Fig. S1 shows that the MT polymerization state is independent of Stat3 activation. Fig. S2 shows that Stat3 does not associate with tubulin and that its binding to stathmin does not require the MT network. Fig. S3 indicates the quantification of Stat3 and stathmin protein in PC12 cells, and Fig. S4 shows that constitutively active stathmin attenuates cell migration. Online supplemental material is available at http://www.jcb.org/cgi/content/full/jcb.200503021/DC1.
We thank M. Gullberg for providing pMEP-stathmin tetraA, Y. Shi for pBS/U6, and G.P. Nolan for the Phoenix-Eco packaging cell line.
This work was supported by the Agency for Science, Technology, and Research of Singapore.

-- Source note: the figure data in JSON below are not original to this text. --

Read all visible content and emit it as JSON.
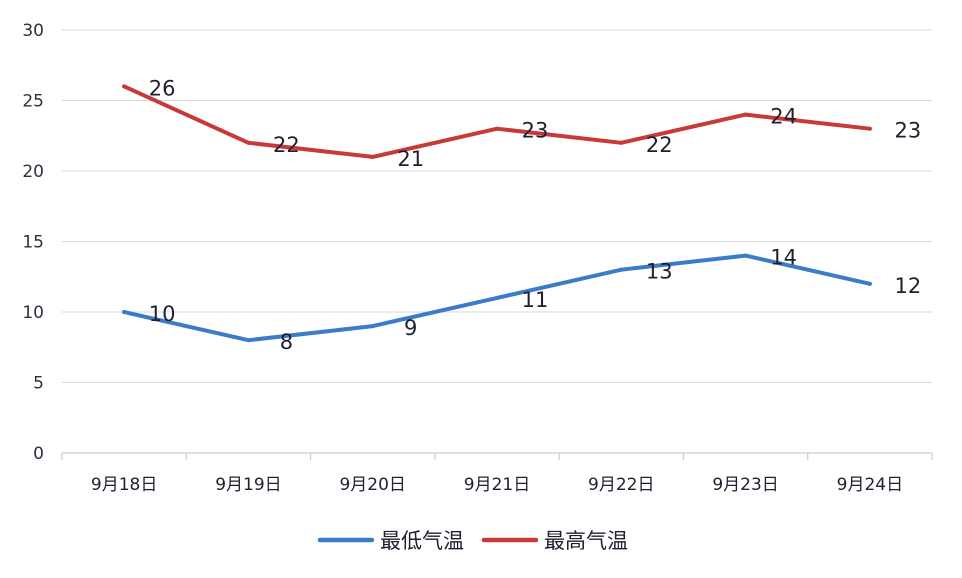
{
  "chart_data": {
    "type": "line",
    "categories": [
      "9月18日",
      "9月19日",
      "9月20日",
      "9月21日",
      "9月22日",
      "9月23日",
      "9月24日"
    ],
    "series": [
      {
        "name": "最低气温",
        "values": [
          10,
          8,
          9,
          11,
          13,
          14,
          12
        ],
        "color": "#3a7cc8"
      },
      {
        "name": "最高气温",
        "values": [
          26,
          22,
          21,
          23,
          22,
          24,
          23
        ],
        "color": "#c83a38"
      }
    ],
    "ylim": [
      0,
      30
    ],
    "yticks": [
      0,
      5,
      10,
      15,
      20,
      25,
      30
    ],
    "grid": true,
    "legend": "bottom"
  }
}
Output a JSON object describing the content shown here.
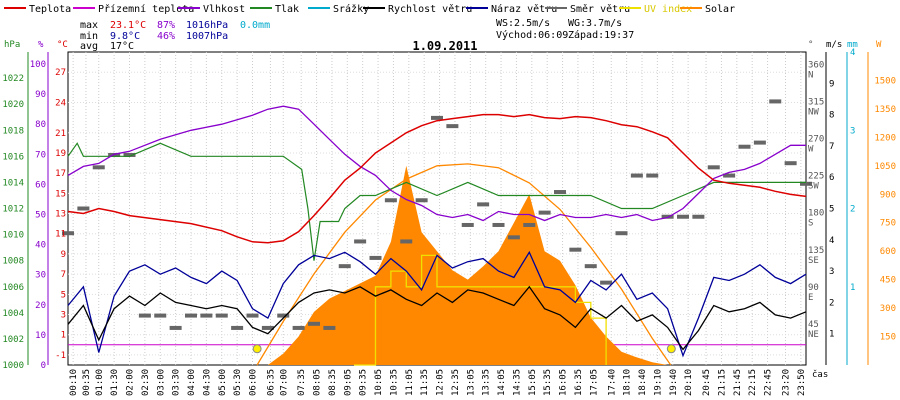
{
  "chart_data": {
    "type": "line",
    "title": "1.09.2011",
    "legend": [
      {
        "label": "Teplota",
        "color": "#dd0000"
      },
      {
        "label": "Přízemní teplota",
        "color": "#cc00cc"
      },
      {
        "label": "Vlhkost",
        "color": "#8800cc"
      },
      {
        "label": "Tlak",
        "color": "#228822"
      },
      {
        "label": "Srážky",
        "color": "#00aacc"
      },
      {
        "label": "Rychlost větru",
        "color": "#000000"
      },
      {
        "label": "Náraz větru",
        "color": "#000099"
      },
      {
        "label": "Směr větru",
        "color": "#666666"
      },
      {
        "label": "UV index",
        "color": "#f0e000"
      },
      {
        "label": "Solar",
        "color": "#ff8800"
      }
    ],
    "stats": {
      "max_label": "max",
      "max_temp": "23.1°C",
      "max_hum": "87%",
      "max_press": "1016hPa",
      "max_rain": "0.0mm",
      "min_label": "min",
      "min_temp": "9.8°C",
      "min_hum": "46%",
      "min_press": "1007hPa",
      "avg_label": "avg",
      "avg_temp": "17°C",
      "ws": "WS:2.5m/s",
      "wg": "WG:3.7m/s",
      "sunrise": "Východ:06:09",
      "sunset": "Západ:19:37"
    },
    "axis_units": {
      "hpa": "hPa",
      "pct": "%",
      "temp": "°C",
      "dir": "°",
      "ms": "m/s",
      "mm": "mm",
      "w": "W",
      "time": "čas"
    },
    "axes": {
      "hpa": {
        "ticks": [
          "1022",
          "1020",
          "1018",
          "1016",
          "1014",
          "1012",
          "1010",
          "1008",
          "1006",
          "1004",
          "1002",
          "1000"
        ],
        "color": "#228822"
      },
      "pct": {
        "ticks": [
          "100",
          "90",
          "80",
          "70",
          "60",
          "50",
          "40",
          "30",
          "20",
          "10",
          "0"
        ],
        "color": "#8800cc"
      },
      "temp": {
        "ticks": [
          "27",
          "24",
          "21",
          "19",
          "17",
          "15",
          "13",
          "11",
          "9",
          "7",
          "5",
          "3",
          "1",
          "-1"
        ],
        "color": "#dd0000"
      },
      "dir": {
        "ticks": [
          "360",
          "315",
          "270",
          "225",
          "180",
          "135",
          "90",
          "45"
        ],
        "labels": [
          "N",
          "NW",
          "W",
          "SW",
          "S",
          "SE",
          "E",
          "NE"
        ],
        "color": "#555555"
      },
      "ms": {
        "ticks": [
          "9",
          "8",
          "7",
          "6",
          "5",
          "4",
          "3",
          "2",
          "1"
        ],
        "color": "#000000"
      },
      "mm": {
        "ticks": [
          "1",
          "2",
          "3",
          "4"
        ],
        "color": "#00aacc"
      },
      "w": {
        "ticks": [
          "1500",
          "1350",
          "1200",
          "1050",
          "900",
          "750",
          "600",
          "450",
          "300",
          "150"
        ],
        "color": "#ff8800"
      }
    },
    "x_ticks": [
      "00:10",
      "00:35",
      "01:00",
      "01:30",
      "02:00",
      "02:30",
      "03:00",
      "03:30",
      "04:00",
      "04:30",
      "05:00",
      "05:30",
      "06:00",
      "06:35",
      "07:00",
      "07:35",
      "08:05",
      "08:35",
      "09:05",
      "09:35",
      "10:05",
      "10:35",
      "11:05",
      "11:35",
      "12:05",
      "12:35",
      "13:05",
      "13:35",
      "14:05",
      "14:35",
      "15:05",
      "15:35",
      "16:05",
      "16:35",
      "17:05",
      "17:40",
      "18:10",
      "18:40",
      "19:10",
      "19:40",
      "20:10",
      "20:45",
      "21:15",
      "21:45",
      "22:15",
      "22:45",
      "23:20",
      "23:50"
    ],
    "x_range_hours": [
      0,
      24
    ],
    "series": {
      "temperature_c": {
        "x": [
          0,
          0.5,
          1,
          1.5,
          2,
          3,
          4,
          5,
          5.5,
          6,
          6.5,
          7,
          7.5,
          8,
          8.5,
          9,
          9.5,
          10,
          10.5,
          11,
          11.5,
          12,
          12.5,
          13,
          13.5,
          14,
          14.5,
          15,
          15.5,
          16,
          16.5,
          17,
          17.5,
          18,
          18.5,
          19,
          19.5,
          20,
          20.5,
          21,
          21.5,
          22,
          22.5,
          23,
          23.5,
          24
        ],
        "y": [
          13.2,
          13,
          13.5,
          13.2,
          12.8,
          12.4,
          12,
          11.3,
          10.7,
          10.2,
          10.1,
          10.3,
          11.2,
          12.8,
          14.5,
          16.3,
          17.5,
          19,
          20,
          21,
          21.7,
          22.2,
          22.4,
          22.6,
          22.8,
          22.8,
          22.6,
          22.8,
          22.5,
          22.4,
          22.6,
          22.5,
          22.2,
          21.8,
          21.6,
          21.1,
          20.5,
          19,
          17.5,
          16.3,
          16,
          15.8,
          15.6,
          15.2,
          14.9,
          14.7
        ]
      },
      "humidity_pct": {
        "x": [
          0,
          0.5,
          1,
          1.5,
          2,
          3,
          4,
          5,
          6,
          6.5,
          7,
          7.5,
          8,
          8.5,
          9,
          9.5,
          10,
          10.5,
          11,
          11.5,
          12,
          12.5,
          13,
          13.5,
          14,
          14.5,
          15,
          15.5,
          16,
          16.5,
          17,
          17.5,
          18,
          18.5,
          19,
          19.5,
          20,
          20.5,
          21,
          21.5,
          22,
          22.5,
          23,
          23.5,
          24
        ],
        "y": [
          63,
          66,
          67,
          70,
          71,
          75,
          78,
          80,
          83,
          85,
          86,
          85,
          80,
          75,
          70,
          66,
          63,
          58,
          55,
          53,
          50,
          49,
          50,
          48,
          51,
          50,
          50,
          48,
          50,
          49,
          49,
          50,
          49,
          50,
          48,
          49,
          52,
          57,
          62,
          64,
          65,
          67,
          70,
          73,
          73
        ]
      },
      "pressure_hpa": {
        "x": [
          0,
          0.3,
          0.5,
          1,
          2,
          3,
          4,
          5,
          6,
          7,
          7.6,
          7.8,
          8,
          8.2,
          8.5,
          8.8,
          9,
          9.5,
          10,
          11,
          12,
          13,
          14,
          15,
          16,
          17,
          18,
          19,
          20,
          21,
          22,
          23,
          24
        ],
        "y": [
          1016,
          1017,
          1016,
          1016,
          1016,
          1017,
          1016,
          1016,
          1016,
          1016,
          1015,
          1012,
          1008,
          1011,
          1011,
          1011,
          1012,
          1013,
          1013,
          1014,
          1013,
          1014,
          1013,
          1013,
          1013,
          1013,
          1012,
          1012,
          1013,
          1014,
          1014,
          1014,
          1014
        ]
      },
      "wind_speed_ms": {
        "x": [
          0,
          0.5,
          1,
          1.5,
          2,
          2.5,
          3,
          3.5,
          4,
          4.5,
          5,
          5.5,
          6,
          6.5,
          7,
          7.5,
          8,
          8.5,
          9,
          9.5,
          10,
          10.5,
          11,
          11.5,
          12,
          12.5,
          13,
          13.5,
          14,
          14.5,
          15,
          15.5,
          16,
          16.5,
          17,
          17.5,
          18,
          18.5,
          19,
          19.5,
          20,
          20.5,
          21,
          21.5,
          22,
          22.5,
          23,
          23.5,
          24
        ],
        "y": [
          1.3,
          1.9,
          0.8,
          1.8,
          2.2,
          1.9,
          2.3,
          2.0,
          1.9,
          1.8,
          1.9,
          1.8,
          1.2,
          1.0,
          1.5,
          2.0,
          2.3,
          2.4,
          2.3,
          2.5,
          2.2,
          2.4,
          2.1,
          1.9,
          2.3,
          2.0,
          2.4,
          2.3,
          2.1,
          1.9,
          2.5,
          1.8,
          1.6,
          1.2,
          1.8,
          1.5,
          1.9,
          1.4,
          1.6,
          1.2,
          0.5,
          1.1,
          1.9,
          1.7,
          1.8,
          2.0,
          1.6,
          1.5,
          1.7
        ]
      },
      "wind_gust_ms": {
        "x": [
          0,
          0.5,
          1,
          1.5,
          2,
          2.5,
          3,
          3.5,
          4,
          4.5,
          5,
          5.5,
          6,
          6.5,
          7,
          7.5,
          8,
          8.5,
          9,
          9.5,
          10,
          10.5,
          11,
          11.5,
          12,
          12.5,
          13,
          13.5,
          14,
          14.5,
          15,
          15.5,
          16,
          16.5,
          17,
          17.5,
          18,
          18.5,
          19,
          19.5,
          20,
          20.5,
          21,
          21.5,
          22,
          22.5,
          23,
          23.5,
          24
        ],
        "y": [
          1.9,
          2.5,
          0.4,
          2.2,
          3.0,
          3.2,
          2.9,
          3.1,
          2.8,
          2.6,
          3.0,
          2.7,
          1.8,
          1.5,
          2.6,
          3.2,
          3.5,
          3.4,
          3.6,
          3.3,
          2.9,
          3.4,
          3.0,
          2.4,
          3.5,
          3.1,
          3.3,
          3.4,
          3.0,
          2.8,
          3.6,
          2.5,
          2.4,
          2.0,
          2.7,
          2.4,
          2.9,
          2.1,
          2.3,
          1.8,
          0.3,
          1.5,
          2.8,
          2.7,
          2.9,
          3.2,
          2.8,
          2.6,
          2.9
        ]
      },
      "solar_w": {
        "x": [
          6.5,
          7,
          7.5,
          8,
          8.5,
          9,
          9.5,
          10,
          10.5,
          11,
          11.5,
          12,
          12.5,
          13,
          13.5,
          14,
          14.5,
          15,
          15.5,
          16,
          16.5,
          17,
          17.5,
          18,
          18.5,
          19,
          19.5
        ],
        "y": [
          0,
          60,
          150,
          280,
          350,
          390,
          430,
          470,
          650,
          1050,
          700,
          600,
          500,
          450,
          520,
          600,
          750,
          900,
          600,
          550,
          420,
          250,
          150,
          70,
          40,
          15,
          0
        ]
      },
      "solar_theoretical_w": {
        "x": [
          6.15,
          7,
          8,
          9,
          10,
          11,
          12,
          13,
          14,
          15,
          16,
          17,
          18,
          19,
          19.6
        ],
        "y": [
          0,
          230,
          480,
          700,
          870,
          980,
          1050,
          1060,
          1040,
          960,
          820,
          620,
          400,
          140,
          0
        ]
      },
      "uv_index": {
        "x": [
          9.3,
          10,
          10.5,
          11,
          11.5,
          12,
          13,
          14,
          15,
          16,
          16.5,
          17,
          17.5
        ],
        "y": [
          0,
          2.5,
          3,
          2.5,
          3.5,
          2.5,
          2.5,
          2.5,
          2.5,
          2.5,
          2,
          1.5,
          1.2
        ]
      },
      "wind_direction_deg": {
        "x": [
          0,
          0.5,
          1,
          1.5,
          2,
          2.5,
          3,
          3.5,
          4,
          4.5,
          5,
          5.5,
          6,
          6.5,
          7,
          7.5,
          8,
          8.5,
          9,
          9.5,
          10,
          10.5,
          11,
          11.5,
          12,
          12.5,
          13,
          13.5,
          14,
          14.5,
          15,
          15.5,
          16,
          16.5,
          17,
          17.5,
          18,
          18.5,
          19,
          19.5,
          20,
          20.5,
          21,
          21.5,
          22,
          22.5,
          23,
          23.5,
          24
        ],
        "y": [
          160,
          190,
          240,
          255,
          255,
          60,
          60,
          45,
          60,
          60,
          60,
          45,
          60,
          45,
          60,
          45,
          50,
          45,
          120,
          150,
          130,
          200,
          150,
          200,
          300,
          290,
          170,
          195,
          170,
          155,
          170,
          185,
          210,
          140,
          120,
          100,
          160,
          230,
          230,
          180,
          180,
          180,
          240,
          230,
          265,
          270,
          320,
          245,
          220
        ]
      }
    }
  }
}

X. Cao is an adjunct staff in the Department of Biochemistry at the National University of Singapore.
T. Zhang's present address is Department of Medicine, University of California, San Diego, La Jolla, CA 92093.
Abbreviations used in this paper: ΔSt3, Stat3 deficient; GAPDH, glyceraldehyde-3-phosphate dehydrogenase; HU, hydroxyurea; IL-6, interleukin 6; MEF, murine embryonic fibroblast; MT, microtubule; SCG10, super cervical ganglion protein 10; SCLIP, SCG10-like protein; siRNA, short inhibitory RNA; SLD, stathmin-like domain; TCL, total cell lysate; WT, wild type.